En cierto modo, ha sido maldecido por la esperanza.
Rami también ha sido maldecido por su sentido de la esperanza. Como israelí, es consciente de que la ocupación ha corrompido el alma de su país. “Nada termina”, ha dicho Rami, “hasta que termine la Ocupación”. No le sorprende lo que ha ocurrido el pasado fin de semana. Solo le sorprende que no haya ocurrido antes. Esto no significa que no le rompa el corazón. Se lo rompe. Su corazón se rompe por todos, israelíes o palestinos u otros, que se ven obligados a visitar su país de dolor.
H. G. Wells dijo en una ocasión: “El pasado no es más que el principio de un principio, y todo lo que es y ha sido no es más que el crepúsculo del amanecer”. Puede interpretarse de dos maneras, como un optimista o como un pesimista. O tal vez sea mejor interpretarlo como una mezcla de estas dos cosas, un pesoptimista o tal vez un opesimista.
Le recuerda a uno, cómo no, que la otra cara de la desolación es una forma de consuelo.
¿Dónde encuentra uno consuelo en estos momentos? En ninguna parte, es la respuesta a corto plazo.
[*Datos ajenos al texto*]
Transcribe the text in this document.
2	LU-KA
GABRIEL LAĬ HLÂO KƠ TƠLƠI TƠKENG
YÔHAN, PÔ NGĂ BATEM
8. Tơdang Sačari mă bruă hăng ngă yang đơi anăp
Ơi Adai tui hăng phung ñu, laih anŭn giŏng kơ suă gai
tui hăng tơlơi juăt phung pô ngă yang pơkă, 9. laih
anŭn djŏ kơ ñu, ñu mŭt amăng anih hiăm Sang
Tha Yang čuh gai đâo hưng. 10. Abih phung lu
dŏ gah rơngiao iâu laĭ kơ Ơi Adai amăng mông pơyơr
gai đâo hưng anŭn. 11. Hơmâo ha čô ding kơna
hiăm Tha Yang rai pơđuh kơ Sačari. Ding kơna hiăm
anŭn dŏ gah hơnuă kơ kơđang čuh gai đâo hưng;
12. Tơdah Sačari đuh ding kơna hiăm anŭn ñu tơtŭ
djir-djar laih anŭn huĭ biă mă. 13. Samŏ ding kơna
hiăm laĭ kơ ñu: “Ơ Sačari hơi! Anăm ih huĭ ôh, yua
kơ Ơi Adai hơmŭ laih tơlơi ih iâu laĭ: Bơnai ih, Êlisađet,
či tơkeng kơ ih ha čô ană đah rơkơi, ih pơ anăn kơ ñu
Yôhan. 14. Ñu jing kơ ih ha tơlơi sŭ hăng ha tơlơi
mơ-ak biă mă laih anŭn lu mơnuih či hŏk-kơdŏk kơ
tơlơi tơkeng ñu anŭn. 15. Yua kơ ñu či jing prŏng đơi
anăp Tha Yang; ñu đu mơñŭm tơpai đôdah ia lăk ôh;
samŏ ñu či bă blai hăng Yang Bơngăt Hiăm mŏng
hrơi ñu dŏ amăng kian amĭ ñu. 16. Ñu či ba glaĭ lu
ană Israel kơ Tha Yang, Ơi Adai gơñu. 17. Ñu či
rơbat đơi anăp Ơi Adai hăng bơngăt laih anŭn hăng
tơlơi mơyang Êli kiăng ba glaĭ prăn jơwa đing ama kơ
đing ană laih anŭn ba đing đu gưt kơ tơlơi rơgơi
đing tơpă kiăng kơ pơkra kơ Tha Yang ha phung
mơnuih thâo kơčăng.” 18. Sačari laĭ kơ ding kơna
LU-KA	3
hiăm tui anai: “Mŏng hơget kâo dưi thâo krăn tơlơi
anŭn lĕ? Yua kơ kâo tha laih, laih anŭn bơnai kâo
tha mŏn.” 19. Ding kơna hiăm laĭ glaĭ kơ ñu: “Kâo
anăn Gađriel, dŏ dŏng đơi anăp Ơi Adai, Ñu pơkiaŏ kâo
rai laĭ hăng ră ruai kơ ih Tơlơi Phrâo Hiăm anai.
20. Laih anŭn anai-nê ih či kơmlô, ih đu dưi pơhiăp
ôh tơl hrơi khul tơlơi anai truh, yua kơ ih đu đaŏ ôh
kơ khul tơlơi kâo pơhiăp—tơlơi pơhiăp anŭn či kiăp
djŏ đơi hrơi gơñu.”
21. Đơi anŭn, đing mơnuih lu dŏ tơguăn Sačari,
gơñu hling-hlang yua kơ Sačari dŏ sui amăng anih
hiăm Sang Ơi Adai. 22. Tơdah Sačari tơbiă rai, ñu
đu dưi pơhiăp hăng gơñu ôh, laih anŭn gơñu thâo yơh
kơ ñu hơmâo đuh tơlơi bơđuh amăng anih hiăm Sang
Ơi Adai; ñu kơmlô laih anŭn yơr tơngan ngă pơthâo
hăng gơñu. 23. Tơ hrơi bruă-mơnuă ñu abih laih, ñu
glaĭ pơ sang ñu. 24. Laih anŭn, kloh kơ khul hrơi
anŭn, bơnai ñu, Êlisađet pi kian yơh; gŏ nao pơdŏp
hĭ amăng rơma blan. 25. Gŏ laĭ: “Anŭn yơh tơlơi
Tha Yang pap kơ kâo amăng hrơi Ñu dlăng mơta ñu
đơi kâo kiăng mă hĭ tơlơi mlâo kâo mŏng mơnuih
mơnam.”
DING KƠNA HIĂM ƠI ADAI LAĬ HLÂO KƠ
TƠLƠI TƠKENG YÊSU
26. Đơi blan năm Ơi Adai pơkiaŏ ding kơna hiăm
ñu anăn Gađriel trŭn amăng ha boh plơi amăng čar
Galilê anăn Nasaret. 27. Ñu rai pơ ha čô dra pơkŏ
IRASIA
No hay nada – absolutamente nada– que pueda decirse sobre el conflicto que no encone a uno u otro bando.
El lenguaje es inútil.
Y, sin embargo, es lo único que tenemos.
En el pasado, los estrategas israelíes consideraban sus incursiones en Gaza como una forma de “cortar el césped”. Uno entra, desbroza, corta y espera a que vuelva a crecer. Pero esta vez el césped ha decidido rebelarse. Se coló por debajo de la valla. La valla no funcionó. Y nunca lo hará.
Rami y Bassam tienen un paradigma que repiten constantemente cuando viajan por el mundo hablando de su difícil situación. “No tenemos que amarnos”, dicen. “Ni siquiera tenemos que caernos bien, aunque ojalá pudiéramos. Pero lo que sí tenemos que hacer, para evitar que hablemos a dos metros bajo tierra, es entendernos el uno al otro. Esto es lo más crucial. Debemos conocernos el uno al otro. No es suficiente, pero es algo”.
¿Tienen una solución precisa? No. Federación, confederación, un Estado, ocho Estados, 12 Estados, ¿quién sabe? Tal vez acabar con los bancos, dicen. O encontrar una manera de sancionar el odio. Golpear a la gente donde más le duele: en el bolsillo. A lo mejor, solo a lo mejor, también se les puede golpear en el bolsillo que a veces se encuentra sobre el corazón.
A uno le viene a la mente la canción de Nick Lowe que nos preguntaba: “¿Qué hay de divertido en la paz, el amor y la comprensión?”.
La canción tiene casi 50 años. Se sigue cantando.
De vez en cuando se escucha como es debido.